Greenwashing ou véritable tournant ? Du côté des principaux syndicats agricoles, qui occupent une place centrale lors de cette édition - tant au sens littéral que figuré -, les normes environnementales sont pourtant largement perçues comme de « l’écologie punitive ». Pour répondre à la colère des agriculteurs, l'exécutif continue d’ailleurs d’esquisser des propositions considérées par les associations comme anti-écologiques.
« L'écologie fait partie du métier »
Pourtant, Isabelle Douillon, éleveuse et adhérente à la Confédération paysanne, syndicat classé à gauche, est convaincue : « les agriculteurs ne demandent pas d'arrêter les normes, mais de pouvoir se les approprier plus facilement ». « Si on veut préserver le paysan et la terre qui nous nourrit, il va falloir prendre en compte les considérations écologiques », affirme-t-elle.

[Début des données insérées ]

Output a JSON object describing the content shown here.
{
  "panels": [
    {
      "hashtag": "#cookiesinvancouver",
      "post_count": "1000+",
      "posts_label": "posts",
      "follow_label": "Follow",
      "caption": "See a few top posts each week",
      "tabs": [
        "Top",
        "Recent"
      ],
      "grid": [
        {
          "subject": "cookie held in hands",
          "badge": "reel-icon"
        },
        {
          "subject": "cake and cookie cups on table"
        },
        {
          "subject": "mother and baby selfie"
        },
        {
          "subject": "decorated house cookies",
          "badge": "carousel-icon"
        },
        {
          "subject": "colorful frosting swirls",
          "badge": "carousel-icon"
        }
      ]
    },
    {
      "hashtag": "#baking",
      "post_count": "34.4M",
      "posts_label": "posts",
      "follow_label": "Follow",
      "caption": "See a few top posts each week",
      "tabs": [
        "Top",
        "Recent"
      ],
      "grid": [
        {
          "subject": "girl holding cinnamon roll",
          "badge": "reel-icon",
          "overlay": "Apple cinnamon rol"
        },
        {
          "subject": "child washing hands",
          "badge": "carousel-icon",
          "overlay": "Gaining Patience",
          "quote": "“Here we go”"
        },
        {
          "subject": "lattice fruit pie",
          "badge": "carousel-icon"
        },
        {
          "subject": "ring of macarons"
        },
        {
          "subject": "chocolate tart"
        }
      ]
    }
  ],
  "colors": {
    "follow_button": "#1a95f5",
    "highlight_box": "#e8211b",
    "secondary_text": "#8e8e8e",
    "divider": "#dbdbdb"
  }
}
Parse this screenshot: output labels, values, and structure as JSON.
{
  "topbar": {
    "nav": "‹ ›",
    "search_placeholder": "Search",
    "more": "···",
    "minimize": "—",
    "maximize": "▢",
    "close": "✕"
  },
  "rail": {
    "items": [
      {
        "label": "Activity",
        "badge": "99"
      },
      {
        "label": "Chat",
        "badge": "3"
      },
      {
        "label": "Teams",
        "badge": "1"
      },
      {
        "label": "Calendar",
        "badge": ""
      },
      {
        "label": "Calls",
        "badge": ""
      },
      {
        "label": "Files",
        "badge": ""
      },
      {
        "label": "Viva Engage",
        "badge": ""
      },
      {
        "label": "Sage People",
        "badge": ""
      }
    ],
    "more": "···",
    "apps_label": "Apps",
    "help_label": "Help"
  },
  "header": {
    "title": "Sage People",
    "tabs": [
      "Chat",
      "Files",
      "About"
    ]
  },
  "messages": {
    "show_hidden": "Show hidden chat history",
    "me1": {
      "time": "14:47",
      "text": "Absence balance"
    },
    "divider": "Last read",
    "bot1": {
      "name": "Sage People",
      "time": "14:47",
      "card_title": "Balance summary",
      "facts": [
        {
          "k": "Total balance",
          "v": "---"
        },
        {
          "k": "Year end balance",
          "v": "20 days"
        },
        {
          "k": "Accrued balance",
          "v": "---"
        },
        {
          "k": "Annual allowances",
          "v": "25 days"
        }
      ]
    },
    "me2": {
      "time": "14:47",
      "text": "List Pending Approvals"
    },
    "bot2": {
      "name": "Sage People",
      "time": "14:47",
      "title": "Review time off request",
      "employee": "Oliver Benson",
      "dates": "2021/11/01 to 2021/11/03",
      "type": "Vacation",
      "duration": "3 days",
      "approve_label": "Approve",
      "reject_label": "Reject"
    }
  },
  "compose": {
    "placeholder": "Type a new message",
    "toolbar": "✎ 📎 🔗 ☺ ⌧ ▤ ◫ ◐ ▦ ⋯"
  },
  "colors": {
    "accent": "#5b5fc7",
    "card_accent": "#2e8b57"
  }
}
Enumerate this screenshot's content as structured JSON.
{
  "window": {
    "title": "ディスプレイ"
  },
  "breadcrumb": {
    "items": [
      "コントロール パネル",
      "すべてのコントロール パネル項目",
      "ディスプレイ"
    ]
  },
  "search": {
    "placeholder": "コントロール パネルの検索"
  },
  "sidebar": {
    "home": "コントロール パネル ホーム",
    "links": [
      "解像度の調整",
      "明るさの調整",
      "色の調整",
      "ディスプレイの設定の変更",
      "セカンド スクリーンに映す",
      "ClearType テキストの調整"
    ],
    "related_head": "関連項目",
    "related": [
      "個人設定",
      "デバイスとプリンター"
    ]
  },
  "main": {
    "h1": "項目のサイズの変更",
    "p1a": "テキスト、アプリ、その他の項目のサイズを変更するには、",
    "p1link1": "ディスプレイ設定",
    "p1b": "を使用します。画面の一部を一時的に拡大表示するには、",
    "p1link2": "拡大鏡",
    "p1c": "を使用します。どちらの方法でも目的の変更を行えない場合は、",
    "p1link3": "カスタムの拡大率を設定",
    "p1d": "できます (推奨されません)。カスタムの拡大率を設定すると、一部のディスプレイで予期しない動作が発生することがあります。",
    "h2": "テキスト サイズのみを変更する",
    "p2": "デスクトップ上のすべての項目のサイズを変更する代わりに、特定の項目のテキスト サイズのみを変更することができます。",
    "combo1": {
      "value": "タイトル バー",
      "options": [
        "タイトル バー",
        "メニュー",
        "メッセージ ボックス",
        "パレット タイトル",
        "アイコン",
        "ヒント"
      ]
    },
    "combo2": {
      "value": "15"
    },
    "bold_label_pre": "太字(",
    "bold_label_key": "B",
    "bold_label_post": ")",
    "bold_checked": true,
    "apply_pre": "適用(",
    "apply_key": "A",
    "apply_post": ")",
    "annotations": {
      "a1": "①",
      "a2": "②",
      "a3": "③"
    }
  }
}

Installé comme un îlot de résistance au milieu de la FNSEA et de la Coordination rurale, deux syndicats réputés frileux vis-à-vis des politiques environnementales, la Confédération paysanne « représente les agriculteurs qui protègent la planète » et prône « une agriculture équilibrée, respectueuse et qui permet de gagner sa vie ».
« L'écologie fait partie du métier d’agriculteur », affirme l'éleveuse à la retraite.
Une transition digi-durable ?
Un acteur occupe une grande partie du hall 4, volant la vedette aux autres stands : il s’agit de la Ferme digitale qui regroupe une cinquantaine d’exposants.
L’association à laquelle adhèrent start-up, banques, cabinets de conseils et écoles supérieures, promeut « l’innovation et le numérique pour une agriculture performante, durable et citoyenne ». Ici aussi, les exposants croient en la nécessaire amélioration de l’empreinte environnementale de l’agriculture. « Développer l’agroécologie, se tourner vers le bio et réduire l’utilisation des produits phytosanitaires », c’est l’ambition à laquelle adhèrent les 90 entreprises membres de l’association. Pour marier les objectifs de performances et de respect de l'environnement, le recours au triptyque « génétique, numérique, robotique » est prôné comme la solution du futur. Une sorte de techno-solutionnisme qui ne fait pas l’unanimité au sein des associations environnementales.
Faire des agriculteurs des acteurs de la transition
Occupant également une place centrale dans le salon, le stand du label de commerce équitable « Agri-éthique » n’a rien à envier aux 800 mètres carrés dédiés à la Ferme digitale. Pourtant, le label s’inscrit dans une démarche plus élémentaire : « réaffirmer les valeurs d'un monde agricole qui se consacre à sa mission première : nourrir les gens dans le respect de la terre confiée aux agriculteurs ».
Pour ce faire, le label, présent sur toutes les filières de France, met l’accent sur l'accompagnement des fermes partenaires dans la transition agro-écologique en permettant aux agriculteurs de mesurer où ils en sont et quelle trajectoire adopter pour changer leurs pratiques.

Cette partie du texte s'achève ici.